Только одно интересует меня, – эта мучительная борьба, происходящая во мне самом; эта болезнь, благодаря которой все существо мое раздвояется и воля моя находится в вечном раздоре сама с собой; в этом вся моя жизнь. Следовательно, я живу внутри себя, своею внутреннею жизнью, и следовательно… одна мне дорога – в море.
* * *В течение некоторого времени я отважно выдерживал эту борьбу, жалкую борьбу, в которой все теряешь, даже побеждая; борьбу во имя долга, в которой безмолвно молишь Бога о поражении, потому что победить значит: лишиться многообещающего шанса в жизни.
И я боролся, и боролся, к вечеру совсем выбивался из сил, но на утро вставал с новою решимостью.
Но вот, сегодня встречаемся мы на улице, и фьють! – вся моя решимость разлетается в прах.
Я приглашаю ее в кондитерскую и с полчаса сижу там и ухаживаю за нею. Затем – прогулка; и все опять вошло в свою колею.
Я чувствую себя, как падший темплиер, ужасно счастливым и несколько смущенным. Хотя в сущности удовольствие не так уж велико… Я мог-бы и не возобновлять этого! Вся моя долгая борьба пропала даром. Но, слава Богу, слава Богу; хоть на время кончились все эти муки; меня ждут долгие отрадные дни…

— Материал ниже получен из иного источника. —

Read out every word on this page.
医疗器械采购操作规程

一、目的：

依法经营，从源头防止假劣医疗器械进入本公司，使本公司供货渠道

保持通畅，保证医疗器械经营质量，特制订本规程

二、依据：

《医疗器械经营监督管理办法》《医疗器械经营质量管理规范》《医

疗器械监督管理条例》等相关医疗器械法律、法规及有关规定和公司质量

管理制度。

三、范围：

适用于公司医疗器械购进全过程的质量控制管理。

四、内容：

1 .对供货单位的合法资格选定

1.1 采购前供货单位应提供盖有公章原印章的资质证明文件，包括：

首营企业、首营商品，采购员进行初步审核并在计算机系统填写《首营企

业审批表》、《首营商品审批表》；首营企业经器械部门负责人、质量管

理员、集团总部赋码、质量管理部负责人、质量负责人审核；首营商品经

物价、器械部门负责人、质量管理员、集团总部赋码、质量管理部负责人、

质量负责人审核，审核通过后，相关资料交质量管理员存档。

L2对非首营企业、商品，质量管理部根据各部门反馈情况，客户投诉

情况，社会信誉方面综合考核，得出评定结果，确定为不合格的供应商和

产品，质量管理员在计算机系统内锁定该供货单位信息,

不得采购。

Но как-же это будет? Этого я не знаю.
* * *Она уже не дитя. Она должна сама заботиться о своей репутации. Я и то чересчур даже старался обратить на это её внимание; она знает, чем она рискует. В таком случае это уж не мое дело. Она также прекрасно знает, что я не имею намерения каким-либо образом вознаградить ее за это. Я поступаю откровенно и ясно, и не могу навлечь на себя никакого порицания.
Но не думает-ли она, что я в конце-концов все-таки женюсь на ней? У женщин ведь своя логика.
Или-же она играет va banque? Или пан или пропал? Может быть она решила заполучить себе «наилучшаго» мужа, а получить его она не может иначе, как заставив порядочного человека настолько скомпрометировать ее, чтобы, как джентльмен, он вынужден был наконец жениться на ней?
В таком случае все расчеты её будут обмануты. Она опасна для меня лишь на расстоянии.
* * *Почему не хочет она высказаться? Она настолько умна и теперь уже настолько знает меня, что могла-бы быть уверена в том, что признание её не повредит ей в моих глазах.
Должно быть, это что-нибудь очень дурное, раз она не решается признаться после всего того, что я высказывал при ней. Или-же она просто-напросто смотрит на меня, как на постороннее лицо, которого подобные вещи вовсе не касаются.?..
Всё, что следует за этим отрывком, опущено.